Spectral remote sensing offers the potential to provide more information for making better-informed management decisions at the crop canopy level in real time. In contrast, the traditional methods for irrigation management are generally time-consuming, and numerous observations are required to characterize them. The aim of this study was to investigate the suitability of hyperspectral reflectance measurements of remote sensing technique for salinity and water stress condition. For this, the spectral indices of 5 maize cultivars were tested to assess canopy water content (CWC), canopy water mass (CWM), biomass fresh weight (BFW), biomass dry weight (BDW), cob yield (CY), and grain yield (GY) under full irrigation, full irrigation with salinity levels, and the interaction between full irrigation with salinity levels and water stress treatments.
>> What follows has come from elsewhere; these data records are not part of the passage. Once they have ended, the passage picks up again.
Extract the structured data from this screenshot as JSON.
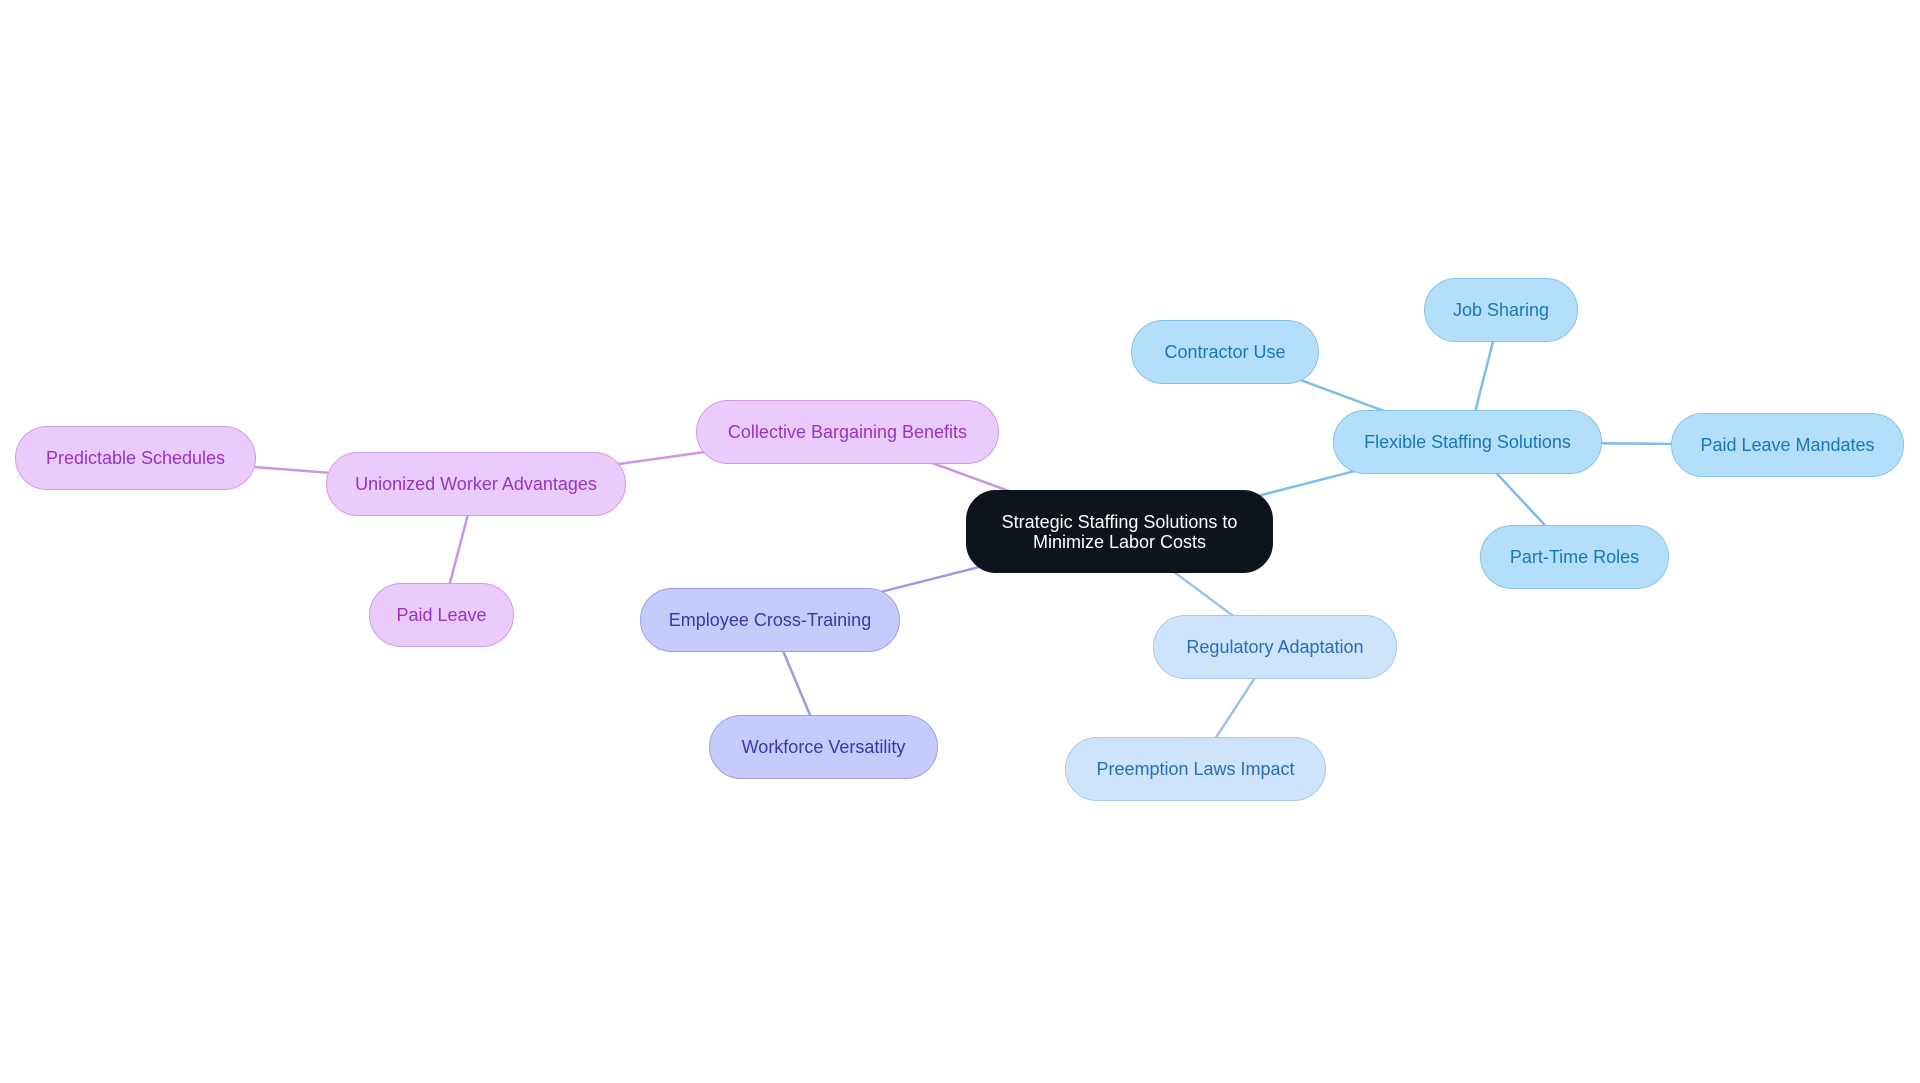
{
  "diagram": {
    "type": "mind-map",
    "root": {
      "id": "root",
      "label": "Strategic Staffing Solutions to\nMinimize Labor Costs",
      "theme": "root"
    },
    "nodes": [
      {
        "id": "flexible",
        "label": "Flexible Staffing Solutions",
        "parent": "root",
        "theme": "sky"
      },
      {
        "id": "contractor",
        "label": "Contractor Use",
        "parent": "flexible",
        "theme": "sky"
      },
      {
        "id": "jobsharing",
        "label": "Job Sharing",
        "parent": "flexible",
        "theme": "sky"
      },
      {
        "id": "paidleavemandates",
        "label": "Paid Leave Mandates",
        "parent": "flexible",
        "theme": "sky"
      },
      {
        "id": "parttime",
        "label": "Part-Time Roles",
        "parent": "flexible",
        "theme": "sky"
      },
      {
        "id": "regulatory",
        "label": "Regulatory Adaptation",
        "parent": "root",
        "theme": "pale"
      },
      {
        "id": "preemption",
        "label": "Preemption Laws Impact",
        "parent": "regulatory",
        "theme": "pale"
      },
      {
        "id": "collective",
        "label": "Collective Bargaining Benefits",
        "parent": "root",
        "theme": "lilac"
      },
      {
        "id": "unionized",
        "label": "Unionized Worker Advantages",
        "parent": "collective",
        "theme": "lilac"
      },
      {
        "id": "predictable",
        "label": "Predictable Schedules",
        "parent": "unionized",
        "theme": "lilac"
      },
      {
        "id": "paidleave",
        "label": "Paid Leave",
        "parent": "unionized",
        "theme": "lilac"
      },
      {
        "id": "crosstraining",
        "label": "Employee Cross-Training",
        "parent": "root",
        "theme": "peri"
      },
      {
        "id": "versatility",
        "label": "Workforce Versatility",
        "parent": "crosstraining",
        "theme": "peri"
      }
    ],
    "colors": {
      "root_fill": "#0d141b",
      "sky_fill": "#b3dffa",
      "sky_text": "#1a76b8",
      "sky_edge": "#7dbde6",
      "pale_fill": "#cde4fb",
      "pale_text": "#2a6db6",
      "pale_edge": "#9cc2ea",
      "lilac_fill": "#eacbfc",
      "lilac_text": "#9633c4",
      "lilac_edge": "#cc94e6",
      "peri_fill": "#c7cafc",
      "peri_text": "#3c36a6",
      "peri_edge": "#9a9be2"
    }
  }
}
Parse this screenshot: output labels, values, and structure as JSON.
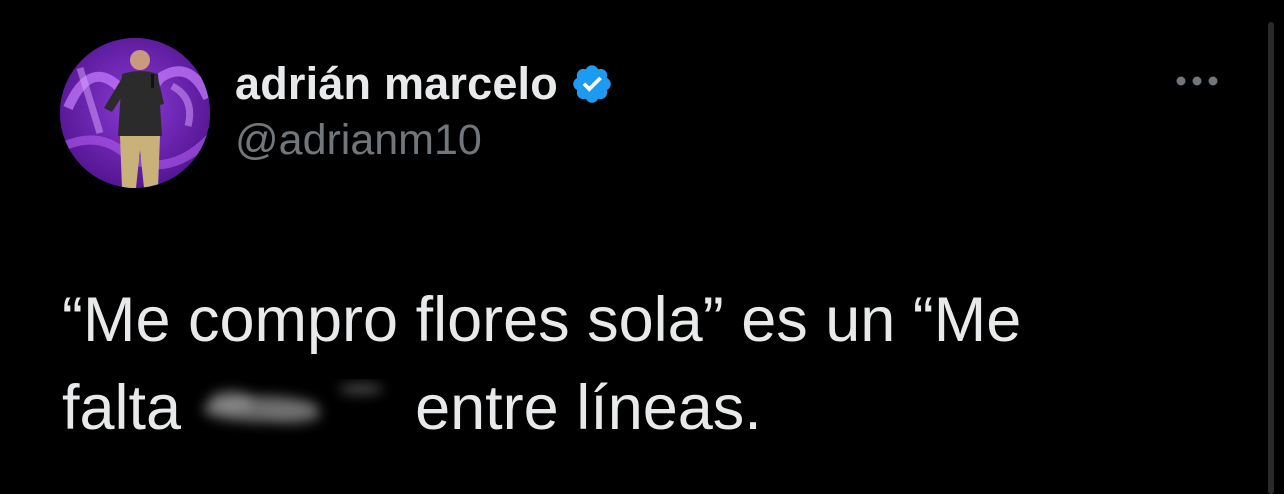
{
  "tweet": {
    "author": {
      "display_name": "adrián marcelo",
      "handle": "@adrianm10",
      "verified": true,
      "avatar_icon": "avatar-photo"
    },
    "more_icon": "more-horizontal-icon",
    "text": {
      "line1": "“Me compro flores sola” es un “Me",
      "line2_start": "falta",
      "line2_end": "entre líneas."
    }
  },
  "colors": {
    "background": "#000000",
    "primary_text": "#e7e9ea",
    "secondary_text": "#71767b",
    "verified_blue": "#1d9bf0",
    "avatar_purple": "#6a1fb0"
  }
}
The results showed that the 3 water spectral indices (R-970 - R-900)/(R-970 + R-900), (R-970 - R-880)/(R-970 + R-880), and (R-970 - R-920)/(R-970 + R-920) showed close and highly significant associations with the mentioned measured parameters, and coefficients of determination reached up to R-2 = 0.73(star star star) in 2013. The model of spectral reflectance index (R-970 - R-900)/(R-970 + R-900) of the hyperspectral passive reflectance sensor presented good performance to predict the CY, GY, and CWC compared to CWM, BFW, and BDW under full irrigation with salinity levels and the interaction between full irrigation with salinity levels and water stress treatments. In conclusion, the use of spectral remote sensing may open an avenue in irrigation management for fast, high-throughput assessments of water status, biomass, and yield of maize cultivars under salinity and water stress conditions.